Pac-12 football: Ducks have no trouble with Luck

By Antonio Gonzalez

Associated Press

Published: Sunday, Nov. 13 2011 12:58 a.m. MST

Stanford cornerback Johnson Bademosi, right, breaks up a pass for Oregon wide receiver Lavasier Tuinei during the first quarter of an NCAA college football game in Stanford, Calif. Saturday, Nov. 12, 2011. (AP Photo/Tony Avelar)

Associated Press

STANFORD, Calif. — LaMichael James made one defender slip, then another. He cut back, sprinted through a seam and burst into the open field, taking large chunks of yards — and grass — all the way to the end zone.

No turf? No problem for the Quack Attack.

James ran for 146 yards and three touchdowns and No. 6 Oregon blew past third-ranked Stanford 53-30 on Saturday night, giving Andrew Luck's Heisman Trophy campaign a blemish and taking a giant step toward hosting the inaugural Pac-12 championship.

"We were slipping.

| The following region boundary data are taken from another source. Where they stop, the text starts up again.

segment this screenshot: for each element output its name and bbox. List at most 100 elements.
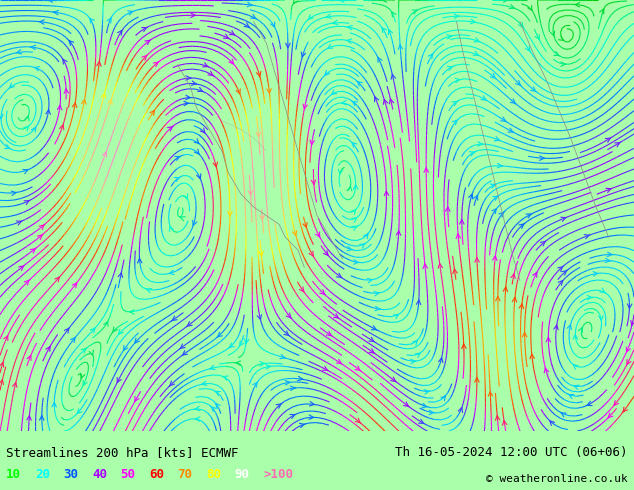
Text: © weatheronline.co.uk: © weatheronline.co.uk — [486, 474, 628, 484]
FancyArrowPatch shape — [454, 14, 459, 19]
FancyArrowPatch shape — [250, 14, 257, 19]
FancyArrowPatch shape — [0, 114, 3, 119]
Text: 10: 10 — [6, 468, 22, 481]
FancyArrowPatch shape — [27, 416, 31, 420]
FancyArrowPatch shape — [0, 380, 4, 385]
FancyArrowPatch shape — [169, 270, 174, 274]
FancyArrowPatch shape — [72, 103, 77, 107]
FancyArrowPatch shape — [413, 341, 417, 345]
FancyArrowPatch shape — [531, 87, 536, 92]
FancyArrowPatch shape — [398, 45, 403, 49]
FancyArrowPatch shape — [503, 287, 508, 292]
Text: 60: 60 — [149, 468, 164, 481]
FancyArrowPatch shape — [229, 59, 233, 64]
FancyArrowPatch shape — [209, 366, 215, 369]
FancyArrowPatch shape — [323, 250, 328, 255]
FancyArrowPatch shape — [64, 89, 68, 94]
FancyArrowPatch shape — [130, 310, 134, 314]
FancyArrowPatch shape — [83, 380, 87, 386]
FancyArrowPatch shape — [628, 304, 632, 308]
FancyArrowPatch shape — [446, 207, 450, 211]
FancyArrowPatch shape — [354, 260, 359, 264]
FancyArrowPatch shape — [290, 386, 295, 391]
FancyArrowPatch shape — [307, 15, 313, 20]
FancyArrowPatch shape — [355, 418, 361, 423]
FancyArrowPatch shape — [292, 231, 297, 236]
FancyArrowPatch shape — [519, 223, 525, 228]
FancyArrowPatch shape — [458, 408, 463, 413]
FancyArrowPatch shape — [191, 13, 196, 18]
FancyArrowPatch shape — [16, 49, 22, 54]
FancyArrowPatch shape — [194, 139, 199, 144]
FancyArrowPatch shape — [195, 406, 200, 411]
FancyArrowPatch shape — [352, 143, 357, 147]
FancyArrowPatch shape — [367, 278, 373, 283]
FancyArrowPatch shape — [316, 232, 320, 237]
FancyArrowPatch shape — [495, 137, 500, 141]
Text: 20: 20 — [35, 468, 50, 481]
FancyArrowPatch shape — [290, 414, 295, 418]
FancyArrowPatch shape — [496, 296, 500, 301]
FancyArrowPatch shape — [615, 142, 621, 147]
FancyArrowPatch shape — [153, 62, 159, 67]
FancyArrowPatch shape — [562, 270, 567, 275]
FancyArrowPatch shape — [186, 76, 191, 80]
FancyArrowPatch shape — [550, 421, 555, 425]
FancyArrowPatch shape — [179, 344, 185, 349]
FancyArrowPatch shape — [195, 149, 199, 154]
FancyArrowPatch shape — [546, 338, 550, 342]
FancyArrowPatch shape — [455, 78, 460, 83]
FancyArrowPatch shape — [216, 404, 221, 408]
FancyArrowPatch shape — [337, 359, 342, 364]
FancyArrowPatch shape — [309, 402, 315, 406]
FancyArrowPatch shape — [573, 385, 579, 390]
FancyArrowPatch shape — [301, 52, 306, 57]
Text: 30: 30 — [63, 468, 79, 481]
FancyArrowPatch shape — [535, 34, 539, 39]
FancyArrowPatch shape — [605, 258, 611, 263]
FancyArrowPatch shape — [13, 383, 17, 387]
FancyArrowPatch shape — [175, 156, 181, 160]
FancyArrowPatch shape — [119, 329, 123, 334]
FancyArrowPatch shape — [34, 67, 39, 71]
FancyArrowPatch shape — [240, 341, 244, 345]
FancyArrowPatch shape — [55, 277, 60, 282]
FancyArrowPatch shape — [490, 74, 496, 79]
FancyArrowPatch shape — [354, 185, 358, 189]
FancyArrowPatch shape — [462, 344, 466, 348]
FancyArrowPatch shape — [169, 381, 174, 387]
FancyArrowPatch shape — [299, 423, 305, 428]
FancyArrowPatch shape — [587, 295, 593, 300]
FancyArrowPatch shape — [369, 349, 375, 354]
FancyArrowPatch shape — [124, 345, 128, 350]
FancyArrowPatch shape — [339, 169, 343, 174]
FancyArrowPatch shape — [375, 97, 378, 102]
FancyArrowPatch shape — [337, 273, 342, 278]
FancyArrowPatch shape — [280, 354, 285, 359]
FancyArrowPatch shape — [77, 409, 82, 414]
FancyArrowPatch shape — [11, 191, 16, 196]
FancyArrowPatch shape — [271, 22, 275, 27]
FancyArrowPatch shape — [180, 217, 185, 221]
FancyArrowPatch shape — [81, 348, 87, 353]
FancyArrowPatch shape — [567, 324, 571, 329]
Text: 70: 70 — [178, 468, 193, 481]
FancyArrowPatch shape — [117, 378, 121, 383]
FancyArrowPatch shape — [512, 297, 517, 302]
FancyArrowPatch shape — [438, 264, 443, 269]
FancyArrowPatch shape — [560, 217, 566, 221]
FancyArrowPatch shape — [97, 61, 101, 66]
FancyArrowPatch shape — [372, 326, 377, 330]
FancyArrowPatch shape — [382, 0, 387, 2]
FancyArrowPatch shape — [475, 258, 479, 262]
FancyArrowPatch shape — [614, 400, 619, 405]
FancyArrowPatch shape — [347, 25, 353, 30]
FancyArrowPatch shape — [448, 66, 453, 71]
FancyArrowPatch shape — [460, 220, 464, 224]
FancyArrowPatch shape — [355, 366, 361, 371]
FancyArrowPatch shape — [415, 353, 420, 358]
FancyArrowPatch shape — [60, 125, 64, 130]
FancyArrowPatch shape — [309, 251, 313, 256]
FancyArrowPatch shape — [16, 221, 22, 225]
FancyArrowPatch shape — [24, 279, 30, 285]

They were slipping. I just ran fast," James said.

Too fast for Stanford — again.

James ran for scores from 1, 4 and 58 yards and had Stanford (9-1, 7-1) defenders slipping all over a slick field. The Ducks (9-1, 7-0) ended the nation's best winning streak at 17 games — which the Cardinal began after a loss in Eugene more than a year ago — and can clinch the league's North Division crown over Stanford with a win in one of their final two games.

"It's pretty cool. They always look down on us and then we come out and just play our game," Oregon defensive end Terrell Turner said. "That's what we want to do. Play our game and just shock people."

The Ducks have no problems with Luck.

Luck threw for 271 yards and three touchdowns with two interceptions and a fumble. Stanford had five total turnovers and lost its grip — and footing — for the first time all season.

Oregon's no-huddle, spread-option ended any hopes of Stanford's first national championship. Instead, the Ducks are suddenly back in the BCS title mix after rolling off their ninth straight victory — and first against a top-five team on the road team — since a season-opening loss against top-ranked LSU.

"It means nothing until the first week of December," Oregon coach Chip Kelly said. "We've lost one. We lose two we're not even in the discussion."

Darron Thomas threw for 155 yards and three touchdowns to anchor one big-play burst after another. He tossed scores of 59 yards to Josh Huff and 41 yards to De'Anthony Thomas to leave sold-out Stanford Stadium stunned and silent.

The Cardinal did little with the few mistakes Oregon made.

James muffed a punt that and gave Stanford a chance at the Oregon 34. The Ducks quickly stifled Stanford again, and Eric Whitaker missed a 48-yard field badly right.

When the Cardinal got the ball back, Isaac Remington smashed Luck and forced the quarterback to fumble. Oregon recovered and James followed with a 4-yard score on fourth-and-2 to give the Ducks a commanding 36-16 lead in the third quarter.

All the Luck in the world couldn't bring Stanford back.

The two offenses traded scores until Boseko Lokombo intercepted a pass by Luck and returned it 40 yards for a touchdown to give the Ducks a 53-30 lead. Luck dived for the tackle at the goal line and got planted in the grass.

Too late again.

"I knew it wasn't going to be a cake walk," said Luck, who turned down a chance to be the NFL's No. 1 pick last April in hopes of leading Stanford to a league championship and maybe even a national title. "I had no grand illusions of just showing up and things just falling for our team because we just show up on Saturdays. We still have football left. For that I'm grateful. Hopefully more games after the conference season is over. There's still goals out there for us to accomplish."

While a pair of the nation's highest-scoring offenses showed imperfections, Oregon pounced on the mistakes and ran away with points each time.